Lo stesso nome che da dieci anni conclude e attualizza il percorso sul Guernica di Picasso nella sala 206.11 del Museo Reina Sofía, dove si proietta Canciones para después de una guerra: la pellicola più molesta per il regime franchista dopo Viridiana di Luis Buñuel, realizzata nel 1971, ma proibita fino alla morte del dittatore. Novantasei minuti di canzoncine estremamente popolari nella Spagna di allora e apparentemente innocue, ma saldate con un montaggio diabolico alle immagini d’archivio della guerra civile, fino a ottenere un ordigno corrosivo.
Allo stesso Patino si deve quello che è considerato il vertice della Nouvelle Vague iberica: Nueve cartas a Berta, il suo primo lungometraggio, presentato nelle sale nel 1967, in versione forzosamente ‘emendata’.

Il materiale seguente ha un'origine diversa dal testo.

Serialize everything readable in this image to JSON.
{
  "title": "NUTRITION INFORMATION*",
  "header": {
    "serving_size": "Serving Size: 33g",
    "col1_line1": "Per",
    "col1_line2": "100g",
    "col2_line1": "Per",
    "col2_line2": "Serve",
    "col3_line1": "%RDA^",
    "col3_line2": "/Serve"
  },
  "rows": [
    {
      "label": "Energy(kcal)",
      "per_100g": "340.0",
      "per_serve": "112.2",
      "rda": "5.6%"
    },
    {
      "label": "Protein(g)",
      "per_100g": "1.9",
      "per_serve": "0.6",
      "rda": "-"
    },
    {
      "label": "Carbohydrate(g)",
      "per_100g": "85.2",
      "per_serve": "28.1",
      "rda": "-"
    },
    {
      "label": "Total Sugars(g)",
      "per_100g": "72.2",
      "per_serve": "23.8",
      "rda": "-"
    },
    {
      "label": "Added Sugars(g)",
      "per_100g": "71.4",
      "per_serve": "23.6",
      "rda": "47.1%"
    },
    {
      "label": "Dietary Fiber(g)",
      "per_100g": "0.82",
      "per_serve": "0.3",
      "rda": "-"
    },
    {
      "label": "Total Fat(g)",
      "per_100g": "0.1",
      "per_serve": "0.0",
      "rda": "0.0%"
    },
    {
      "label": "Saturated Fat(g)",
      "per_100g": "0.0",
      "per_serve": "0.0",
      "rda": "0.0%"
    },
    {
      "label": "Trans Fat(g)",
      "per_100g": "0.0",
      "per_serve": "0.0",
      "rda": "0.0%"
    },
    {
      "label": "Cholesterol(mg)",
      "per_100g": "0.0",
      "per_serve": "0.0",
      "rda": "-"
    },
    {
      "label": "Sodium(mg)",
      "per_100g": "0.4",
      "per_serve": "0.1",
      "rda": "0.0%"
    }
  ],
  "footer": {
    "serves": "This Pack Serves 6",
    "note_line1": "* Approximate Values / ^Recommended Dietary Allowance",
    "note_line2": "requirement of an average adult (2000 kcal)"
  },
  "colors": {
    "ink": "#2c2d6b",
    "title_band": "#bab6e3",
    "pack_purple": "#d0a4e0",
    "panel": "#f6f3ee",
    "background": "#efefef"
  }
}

Basilio Martín Patino è anche l’autore del primo film su Francisco Franco realizzato da un non franchista: si intitolava Caudillo, esisteva clandestinamente dal 1974 e nel 1977 ne veniva ritirata la locandina dal padiglione spagnolo del Festival di Berlino, anche se la dittatura era finita. Cineasta di idee anarchiche, fino a quel momento Patino si era divertito a finire nel carcere di Carabanchel due giorni sì e uno no. E nel 1973 aveva rischiato la pelle per girare Queridísimos verdugos (Carissimi boia), documentario che, con Franco ancora in vita, nel 1975 veniva proiettato in una sala prove di Madrid alla presenza di Alberto Moravia. Tre anni dopo, il Festival di Taormina avrebbe premiato questa sinfonia macabra che sbatteva in faccia al regime l’umanità delle rughe di Vicente Copete, Bernardo Sánchez e Antonio López: los tres verdugos, cioè i tre esecutori di sentenze capitali nella Spagna del 1971, il volto inconfessabile del regime e i visi che nessuno voleva vedere.